The PEOPLE, etc., respondent, v. Nicholas BOYCE, appellant.
Appeal by the defendant from a judgment of the Supreme Court, Kings County (Dowling, J.), rendered October 11, 2005, convicting him of manslaughter in the first degree, upon a jury verdict, and imposing sentence.
ORDERED that the judgment is affirmed.
Contrary to the defendant's contention, the Supreme Court providently exercised its discretion in permitting the People to offer certain testimony on its rebuttal case. In the exercise of its discretion, a trial court may permit either party to offer evidence on rebuttal which is not technically of a rebuttal nature but, more properly, a part of the offering party's original case (see CPL 260.30; People v. Alvino, 71 N.Y.2d 233, 248, 525 N.Y.S.2d 7, 519 N.E.2d 808; People v. James, 285 A.D.2d 561, 727 N.Y.S.2d 900).

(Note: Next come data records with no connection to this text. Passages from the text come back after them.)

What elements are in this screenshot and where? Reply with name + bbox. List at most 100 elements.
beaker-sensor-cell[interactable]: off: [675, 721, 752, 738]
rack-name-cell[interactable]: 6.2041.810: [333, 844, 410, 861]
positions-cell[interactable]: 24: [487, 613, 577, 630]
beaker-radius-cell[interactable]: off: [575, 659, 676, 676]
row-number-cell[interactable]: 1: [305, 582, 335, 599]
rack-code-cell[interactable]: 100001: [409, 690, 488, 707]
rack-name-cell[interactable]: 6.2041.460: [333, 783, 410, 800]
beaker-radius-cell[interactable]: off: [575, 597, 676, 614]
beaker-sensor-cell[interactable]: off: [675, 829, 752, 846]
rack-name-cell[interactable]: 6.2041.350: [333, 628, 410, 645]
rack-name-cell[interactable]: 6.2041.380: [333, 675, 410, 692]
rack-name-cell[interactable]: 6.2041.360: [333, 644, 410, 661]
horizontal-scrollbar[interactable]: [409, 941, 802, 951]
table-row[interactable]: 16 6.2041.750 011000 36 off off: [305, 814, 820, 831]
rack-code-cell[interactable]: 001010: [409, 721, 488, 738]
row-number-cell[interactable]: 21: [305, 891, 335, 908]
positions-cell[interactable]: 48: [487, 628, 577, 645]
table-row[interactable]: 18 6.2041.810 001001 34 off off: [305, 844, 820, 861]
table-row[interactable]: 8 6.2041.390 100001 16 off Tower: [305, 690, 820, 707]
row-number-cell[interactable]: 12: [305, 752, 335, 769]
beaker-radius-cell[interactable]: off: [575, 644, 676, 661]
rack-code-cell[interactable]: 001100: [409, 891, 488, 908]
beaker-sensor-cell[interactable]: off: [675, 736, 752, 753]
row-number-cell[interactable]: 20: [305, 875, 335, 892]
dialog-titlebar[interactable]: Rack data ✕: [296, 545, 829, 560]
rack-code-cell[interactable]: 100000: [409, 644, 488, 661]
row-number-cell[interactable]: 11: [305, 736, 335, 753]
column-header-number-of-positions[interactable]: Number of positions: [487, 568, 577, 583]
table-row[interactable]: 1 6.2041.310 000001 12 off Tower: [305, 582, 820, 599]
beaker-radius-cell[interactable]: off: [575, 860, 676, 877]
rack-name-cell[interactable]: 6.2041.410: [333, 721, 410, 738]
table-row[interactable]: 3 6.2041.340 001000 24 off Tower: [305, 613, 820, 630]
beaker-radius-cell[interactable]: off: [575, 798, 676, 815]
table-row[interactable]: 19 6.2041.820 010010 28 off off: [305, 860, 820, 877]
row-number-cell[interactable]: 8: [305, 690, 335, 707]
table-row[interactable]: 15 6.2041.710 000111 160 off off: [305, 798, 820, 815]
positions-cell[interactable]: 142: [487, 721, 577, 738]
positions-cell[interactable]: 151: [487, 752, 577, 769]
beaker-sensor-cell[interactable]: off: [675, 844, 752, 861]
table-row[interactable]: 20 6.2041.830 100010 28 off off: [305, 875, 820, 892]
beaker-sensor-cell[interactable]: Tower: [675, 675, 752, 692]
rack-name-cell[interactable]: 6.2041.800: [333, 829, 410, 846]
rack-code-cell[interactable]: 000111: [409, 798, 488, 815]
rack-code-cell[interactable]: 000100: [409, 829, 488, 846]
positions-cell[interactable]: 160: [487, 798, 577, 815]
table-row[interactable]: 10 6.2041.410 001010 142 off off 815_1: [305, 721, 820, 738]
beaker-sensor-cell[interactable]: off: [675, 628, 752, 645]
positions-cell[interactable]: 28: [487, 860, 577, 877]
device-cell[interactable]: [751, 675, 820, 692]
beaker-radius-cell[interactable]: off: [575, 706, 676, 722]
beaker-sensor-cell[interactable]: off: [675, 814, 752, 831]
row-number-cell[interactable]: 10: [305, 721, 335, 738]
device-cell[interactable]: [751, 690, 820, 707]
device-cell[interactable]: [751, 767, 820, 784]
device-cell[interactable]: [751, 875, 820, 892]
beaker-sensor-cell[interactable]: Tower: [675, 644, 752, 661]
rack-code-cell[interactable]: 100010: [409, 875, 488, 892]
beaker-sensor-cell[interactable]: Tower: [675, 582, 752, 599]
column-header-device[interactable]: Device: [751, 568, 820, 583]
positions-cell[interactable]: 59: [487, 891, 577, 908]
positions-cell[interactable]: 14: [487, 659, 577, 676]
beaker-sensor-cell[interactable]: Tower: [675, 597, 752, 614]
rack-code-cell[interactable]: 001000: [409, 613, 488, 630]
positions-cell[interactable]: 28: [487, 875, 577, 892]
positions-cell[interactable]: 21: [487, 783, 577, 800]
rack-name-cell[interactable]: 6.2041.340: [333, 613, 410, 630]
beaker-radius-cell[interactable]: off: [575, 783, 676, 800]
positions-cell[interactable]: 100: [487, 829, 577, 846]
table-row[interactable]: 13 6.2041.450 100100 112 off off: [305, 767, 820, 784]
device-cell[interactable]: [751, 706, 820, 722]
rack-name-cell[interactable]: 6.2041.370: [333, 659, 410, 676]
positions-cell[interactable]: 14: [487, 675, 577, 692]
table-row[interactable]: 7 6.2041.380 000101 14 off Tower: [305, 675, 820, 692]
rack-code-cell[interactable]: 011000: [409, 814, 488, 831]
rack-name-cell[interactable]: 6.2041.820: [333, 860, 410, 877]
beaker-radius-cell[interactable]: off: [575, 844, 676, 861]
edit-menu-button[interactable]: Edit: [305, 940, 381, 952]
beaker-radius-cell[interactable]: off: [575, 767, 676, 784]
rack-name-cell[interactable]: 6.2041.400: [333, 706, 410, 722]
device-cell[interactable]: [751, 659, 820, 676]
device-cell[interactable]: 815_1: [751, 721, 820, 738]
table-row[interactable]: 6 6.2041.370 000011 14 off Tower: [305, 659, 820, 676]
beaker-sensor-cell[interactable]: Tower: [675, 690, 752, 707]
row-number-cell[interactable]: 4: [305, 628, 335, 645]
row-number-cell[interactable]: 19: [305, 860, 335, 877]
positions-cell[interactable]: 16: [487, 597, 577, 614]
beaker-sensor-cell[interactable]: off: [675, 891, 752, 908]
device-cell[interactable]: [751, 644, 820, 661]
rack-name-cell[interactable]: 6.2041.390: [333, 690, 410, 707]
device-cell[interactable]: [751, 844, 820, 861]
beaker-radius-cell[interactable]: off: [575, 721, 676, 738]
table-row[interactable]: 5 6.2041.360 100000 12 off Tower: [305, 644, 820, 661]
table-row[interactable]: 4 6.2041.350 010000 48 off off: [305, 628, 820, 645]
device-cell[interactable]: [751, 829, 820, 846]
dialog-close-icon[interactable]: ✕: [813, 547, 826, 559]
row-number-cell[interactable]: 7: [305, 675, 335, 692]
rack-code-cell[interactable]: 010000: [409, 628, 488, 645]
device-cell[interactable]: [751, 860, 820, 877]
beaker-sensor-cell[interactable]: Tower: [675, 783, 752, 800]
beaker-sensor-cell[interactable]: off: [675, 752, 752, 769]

The defendant's contention that various comments made by the prosecutor during his summation were improper and deprived him of a fair trial is unpreserved for appellate review, as the defendant either did not object to the remarks at issue or made only general objections, or his objections were sustained without any further request for curative instructions and he failed to move for a mistrial (see People v. Heide, 84 N.Y.2d 943, 944, 620 N.Y.S.2d 814, 644 N.E.2d 1370; People v. Osorio, 49 A.D.3d 562, 855 N.Y.S.2d 163; People v. Muniz, 44 A.D.3d 1074, 844 N.Y.S.2d 396). In any event, the challenged remarks did not exceed the bounds of rhetorical comment permissible in closing argument (see People v. Galloway, 54 N.Y.2d 396, 399, 446 N.Y.S.2d 9, 430 N.E.2d 885), constituted fair response to comments made during the defense counsel's summation, or were fair comment on the evidence (see People v. Osorio, 49 A.D.3d 562, 855 N.Y.S.2d 163; People v. Muniz, 44 A.D.3d 1074, 844 N.Y.S.2d 396).
The defendant's remaining contention is without merit.